Hanegbi: Israel recognizes Egypt’s reluctance to take refugees, hopes it’ll treat wounded

Jacob Magid is The Times of Israel's US bureau chief

Asked whether Israel wants Egypt to take in refugees for Gaza, National Security Council chairman Tzachi Hanegbi says Israel recognizes Cario’s fear that displaced Palestinians will try and rush the border if it is opened.

Hanegbi notes Israel’s longstanding ties with Egypt and expresses hope that Cairo will open its border in order to allow the injured to be treated in the Rafah hospital along with field hospitals that can be established on Egypt’s side of the border.

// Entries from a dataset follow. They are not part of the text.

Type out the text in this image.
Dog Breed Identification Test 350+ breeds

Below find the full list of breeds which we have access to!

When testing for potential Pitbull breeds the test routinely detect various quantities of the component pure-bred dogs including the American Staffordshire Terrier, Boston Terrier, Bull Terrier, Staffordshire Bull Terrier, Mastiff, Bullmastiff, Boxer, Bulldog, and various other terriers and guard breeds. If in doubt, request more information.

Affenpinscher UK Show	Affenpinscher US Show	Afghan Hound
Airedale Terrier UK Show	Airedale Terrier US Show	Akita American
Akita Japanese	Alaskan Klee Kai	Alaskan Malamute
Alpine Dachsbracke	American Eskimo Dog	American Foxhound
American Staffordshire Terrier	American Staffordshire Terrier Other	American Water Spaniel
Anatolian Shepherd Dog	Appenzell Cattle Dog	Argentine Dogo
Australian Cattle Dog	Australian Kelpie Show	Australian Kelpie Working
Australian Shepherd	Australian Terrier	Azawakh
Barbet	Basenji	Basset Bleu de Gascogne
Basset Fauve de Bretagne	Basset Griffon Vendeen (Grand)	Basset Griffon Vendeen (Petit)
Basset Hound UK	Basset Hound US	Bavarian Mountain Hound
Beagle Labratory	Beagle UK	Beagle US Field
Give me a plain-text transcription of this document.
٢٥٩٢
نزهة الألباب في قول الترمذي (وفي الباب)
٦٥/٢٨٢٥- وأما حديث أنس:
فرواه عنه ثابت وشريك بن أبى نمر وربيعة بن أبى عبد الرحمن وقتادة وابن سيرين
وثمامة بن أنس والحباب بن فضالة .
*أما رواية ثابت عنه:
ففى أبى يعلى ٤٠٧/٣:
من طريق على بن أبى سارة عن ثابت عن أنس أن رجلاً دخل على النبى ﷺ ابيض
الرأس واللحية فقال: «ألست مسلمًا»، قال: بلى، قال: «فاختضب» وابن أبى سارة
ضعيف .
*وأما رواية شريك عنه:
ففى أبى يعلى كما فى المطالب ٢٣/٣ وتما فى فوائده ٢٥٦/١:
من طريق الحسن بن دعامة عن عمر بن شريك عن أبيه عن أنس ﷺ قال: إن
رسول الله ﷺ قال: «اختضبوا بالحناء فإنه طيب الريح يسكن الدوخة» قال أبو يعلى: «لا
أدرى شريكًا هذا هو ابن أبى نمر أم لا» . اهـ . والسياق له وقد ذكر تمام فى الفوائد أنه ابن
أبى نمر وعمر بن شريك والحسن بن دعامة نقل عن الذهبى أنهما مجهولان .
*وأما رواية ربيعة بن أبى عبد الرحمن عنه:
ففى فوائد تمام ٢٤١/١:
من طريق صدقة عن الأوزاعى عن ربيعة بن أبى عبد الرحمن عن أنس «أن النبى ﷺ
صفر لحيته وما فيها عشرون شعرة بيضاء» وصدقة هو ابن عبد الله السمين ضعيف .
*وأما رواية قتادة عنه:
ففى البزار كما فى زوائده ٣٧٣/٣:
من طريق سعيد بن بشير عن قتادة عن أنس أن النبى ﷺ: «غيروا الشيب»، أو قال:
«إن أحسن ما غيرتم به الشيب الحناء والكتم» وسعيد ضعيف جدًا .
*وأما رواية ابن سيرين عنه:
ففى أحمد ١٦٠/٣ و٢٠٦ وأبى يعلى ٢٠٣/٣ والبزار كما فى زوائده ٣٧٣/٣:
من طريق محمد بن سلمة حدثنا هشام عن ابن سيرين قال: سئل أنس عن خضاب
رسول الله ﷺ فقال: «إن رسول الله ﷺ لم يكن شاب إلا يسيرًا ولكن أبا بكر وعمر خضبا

“There are many things that Egypt can help those uninvolved citizens. This is our mutual interest,” Hanegbi says.

Egypt has thus far refrained from allowing Gazan civilians to exit through its border, restricting passage to humanitarian aid entering Gaza through the Rafah crossing.

Israeli proposals for Egypt to take in refugees from Gaza have infuriated Cairo, particularly because Jerusalem has refused to publicly promise that those who leave the Strip will be allowed to return, an Egyptian official told The Times of Israel last week.

Hanegbi also says a number of countries have heeded Prime Minister Benjamin Netanyahu’s request to send ships that will dock off the coast of Gaza and serve as hospitals in the small southwest area of the Strip that Israel has designated as a safe zone.

The national security adviser urges the wounded to be treated in safe zones or in Egypt and not other hospitals inside Gaza under which Israel says Hamas has established command centers.